To give stakeholders certainty, EllisDon Corp. is incorporating design-build principles in traditional procurement models. This allows it to lock in costs earlier, keeping projects on track while hedging against cost increases.

“If you know you’re going, it allows you to make decisions earlier,” said Craig Enns, vice-president and area manager with EllisDon. “It mitigates immensely a lot of the escalation you’re seeing through the design stage.”

One project EllisDon is handling right now requires mass timber. Working with its subtrades, EllisDon has developed a contract indexed to the price of fibre. The order will be in line but won’t proceed until fibre prices are right.

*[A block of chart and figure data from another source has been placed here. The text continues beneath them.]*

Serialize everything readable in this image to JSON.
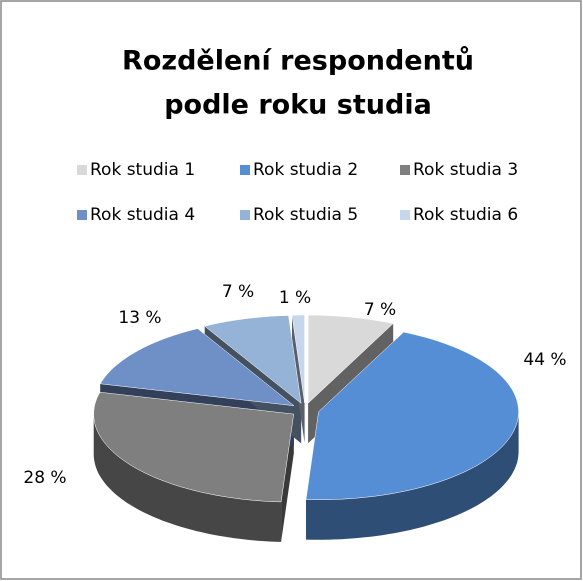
{
  "chart_data": {
    "type": "pie3d",
    "title": [
      "Rozdělení respondentů",
      "podle roku studia"
    ],
    "categories": [
      "Rok studia 1",
      "Rok studia 2",
      "Rok studia 3",
      "Rok studia 4",
      "Rok studia 5",
      "Rok studia 6"
    ],
    "values": [
      7,
      44,
      28,
      13,
      7,
      1
    ],
    "value_labels": [
      "7 %",
      "44 %",
      "28 %",
      "13 %",
      "7 %",
      "1 %"
    ],
    "colors": [
      "#d9d9d9",
      "#558ed5",
      "#7f7f7f",
      "#6f8fc7",
      "#95b3d7",
      "#c6d6ec"
    ],
    "legend": "top"
  }
}
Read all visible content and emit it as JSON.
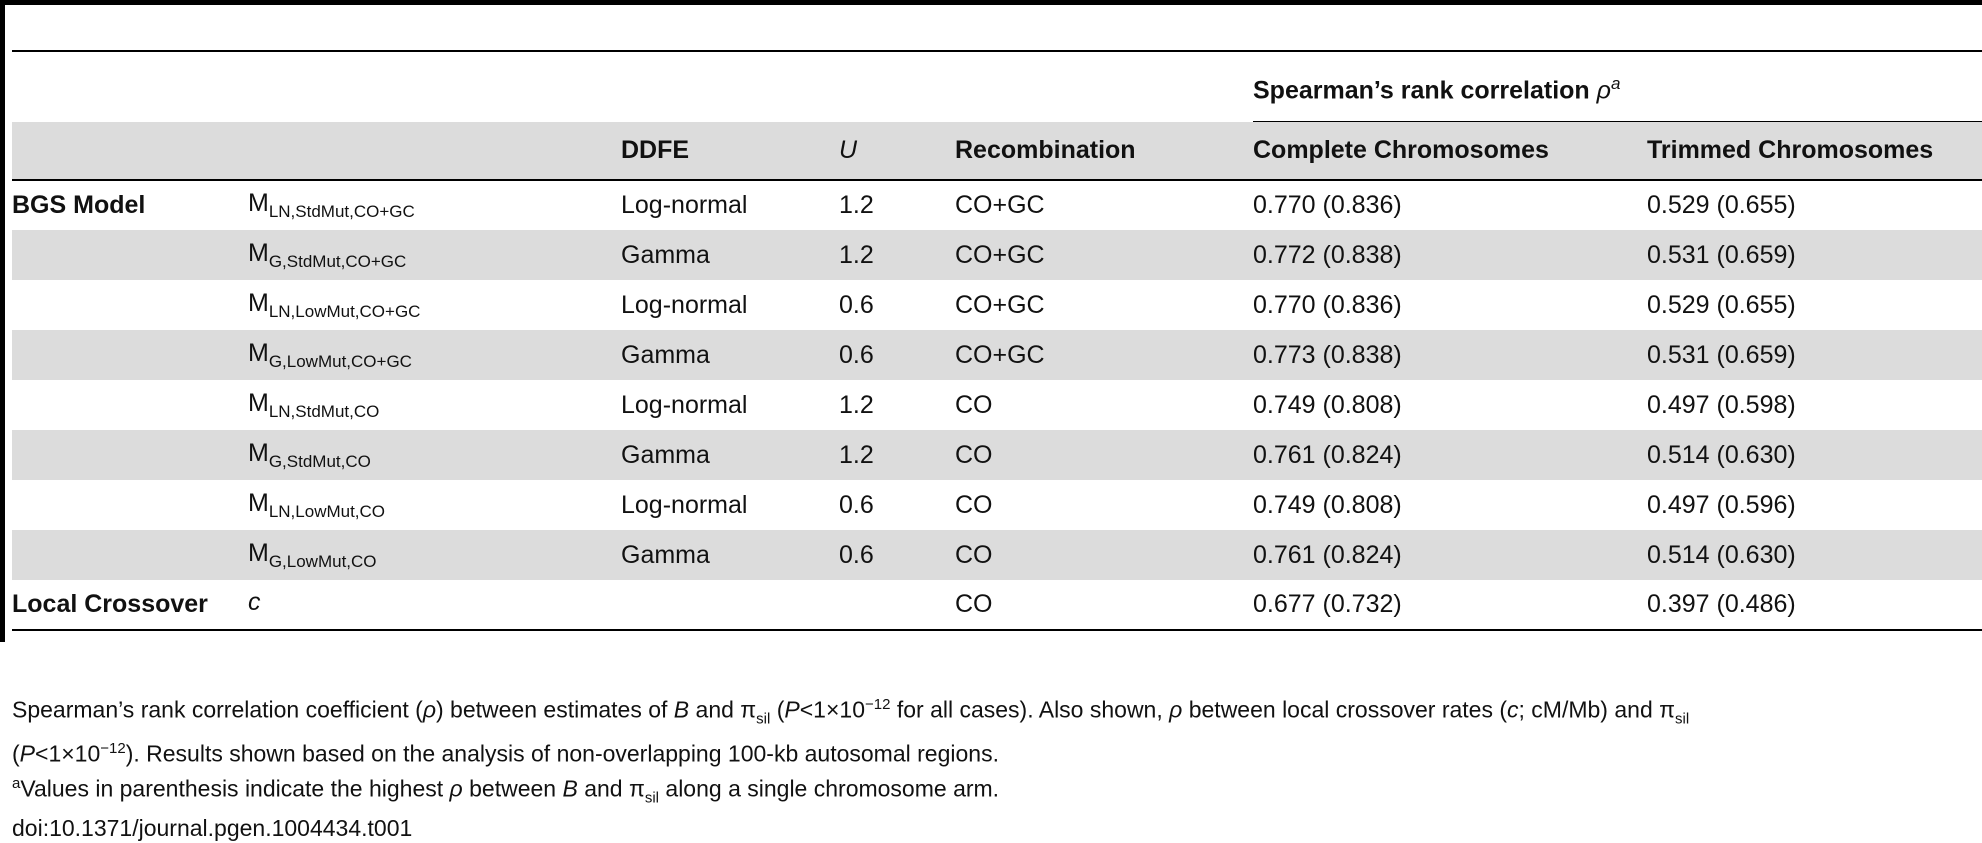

“We’re not going to put mass timber in the building for another 18 months,” Enns said. “We’re in line, and we’ve hedged against escalation.”

Fellow panellist Byron Chard, president and CEO of Chard Development Ltd., said lenders are stepping up to accommodate the shifts. Supplies can now be stored with subtrades rather than the general contractor or the developer, for example, something not permitted in the past.

“They’re here to get projects complete, find the room for that prepurchasing,” he said. “They’re coming to the table [with an attitude] of how they can help with the supply chain.”